ANYTHING less than winning the European Challenge Cup this year has to be seen as a failure after what we did last season, but we are taking it one step at a time.
The competition is an important one for us on a number of levels. Firstly, it helps to develop our squad.
There are a number of players who are starting to prove themselves and it is a great testing ground for them.
Secondly, it is probably a step down from the Guinness Premiership so it allows us to hone and test our play so we can re-assert ourselves when the league games return having ironed out a number of faults.
Thirdly, there is Heinken Cup qualification at the end of it and we all know how close we came to that last year.
We’ve got good and bad memories from Bucuresti last year — it is a lovely place, but the weather was appalling. If it is wet, damp and windy again, like last year, that will be a great leveller but, if it’s not, we’ve got all the tools to hurt them.
It is a matter of staying consistent, motivated and producing the same level of intensity that we have been doing. It is a potential banana skin, so it is very important we go there and get the win on Sunday.
I’m hopeful that I will be fit for the Ospreys game next weekend — things are going really well with my recovery and I’ve just got to get myself conditioned again.
The quad is pretty much 100 per cent and it is just everything around it because of the type of lay-off I’ve had. I need to get the muscle wastage built back up before I can play again.

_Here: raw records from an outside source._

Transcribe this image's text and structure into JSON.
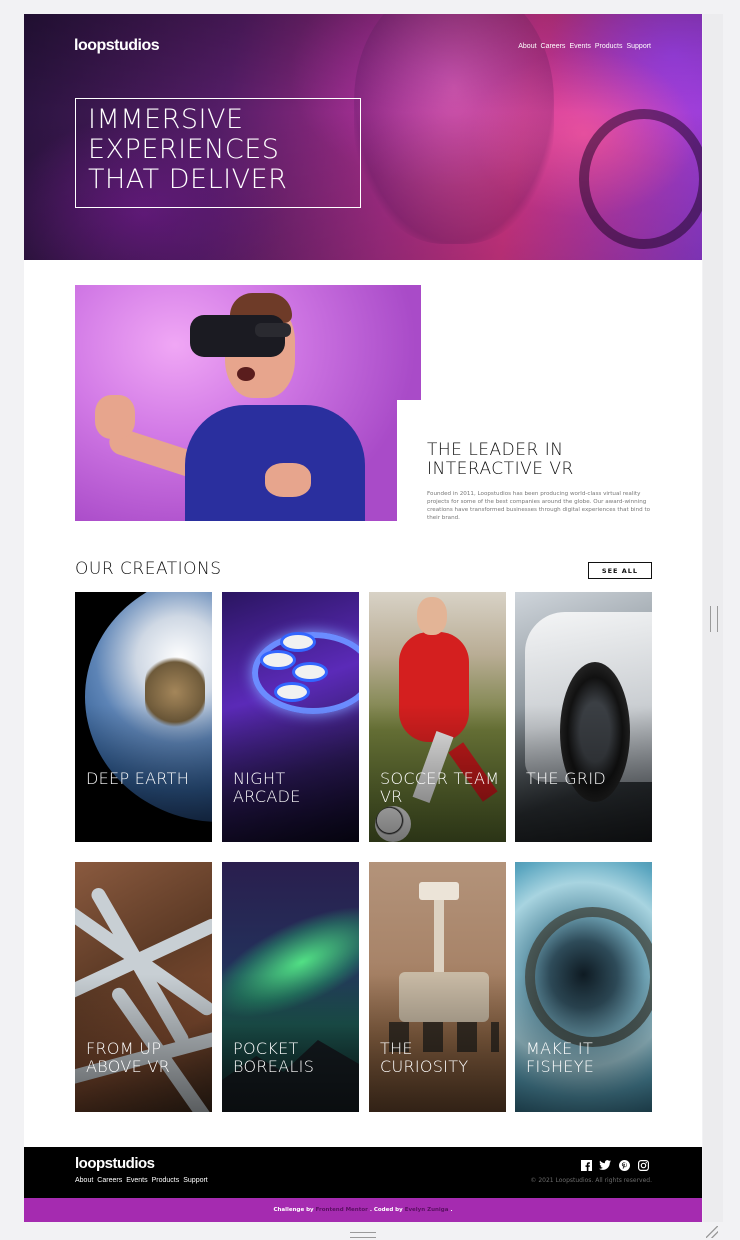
{
  "header": {
    "logo": "loopstudios",
    "nav": [
      "About",
      "Careers",
      "Events",
      "Products",
      "Support"
    ]
  },
  "hero": {
    "title": "IMMERSIVE\nEXPERIENCES\nTHAT DELIVER"
  },
  "interactive": {
    "title": "THE LEADER IN INTERACTIVE VR",
    "text": "Founded in 2011, Loopstudios has been producing world-class virtual reality projects for some of the best companies around the globe. Our award-winning creations have transformed businesses through digital experiences that bind to their brand."
  },
  "creations": {
    "title": "OUR CREATIONS",
    "see_all": "SEE ALL",
    "items": [
      {
        "label": "DEEP EARTH"
      },
      {
        "label": "NIGHT ARCADE"
      },
      {
        "label": "SOCCER TEAM VR"
      },
      {
        "label": "THE GRID"
      },
      {
        "label": "FROM UP ABOVE VR"
      },
      {
        "label": "POCKET BOREALIS"
      },
      {
        "label": "THE CURIOSITY"
      },
      {
        "label": "MAKE IT FISHEYE"
      }
    ]
  },
  "footer": {
    "logo": "loopstudios",
    "nav": [
      "About",
      "Careers",
      "Events",
      "Products",
      "Support"
    ],
    "social_icons": [
      "facebook-icon",
      "twitter-icon",
      "pinterest-icon",
      "instagram-icon"
    ],
    "copyright": "© 2021 Loopstudios. All rights reserved."
  },
  "attribution": {
    "prefix": "Challenge by",
    "challenge_link": "Frontend Mentor",
    "middle": ". Coded by",
    "author_link": "Evelyn Zuniga",
    "suffix": "."
  },
  "colors": {
    "accent": "#a52bb0",
    "footer_bg": "#000000"
  }
}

I am really looking forward to playing as it was incredibly frustrating. I’m not looking at that, though, I just want to get on with things. It will be a tough couple of weeks training for me now to get back to the sort of fitness I need to be at, but the end is in sight.
I know that if I am playing well, I’ll get my place back in the side. If I play the sort of rugby I am capable of, it is not a matter of selection, it is a matter of me concentrating on what I can do and how well I can do it and I am certain that will be enough.
I always work closely with the other flankers — we work, train and communicate toget-her every day. We’ve got a good system here and one thing that is very clear is that we are all very pro-active about helping each other improve.
Greg Rawlinson and Chris Latham are good men and they are both great leaders and that is part of the reason why we are moving forward as a squad.
We’ve got a number of people that can lead and that is incredibly important. Greg and Chris are both the right sort of people and they command respect.
It is fantastic that Sixways has been chosen to host the England Under 20 games in the Six Nations, but I’m not surprised.
You’ve only got to look around the place to see it is a fantastic arena for rugby.
You are guaranteed a good following, because we get that every week from the city, and it doesn’t surprise me that we have been picked.
In fact, I am more surprised it doesn’t happen more often.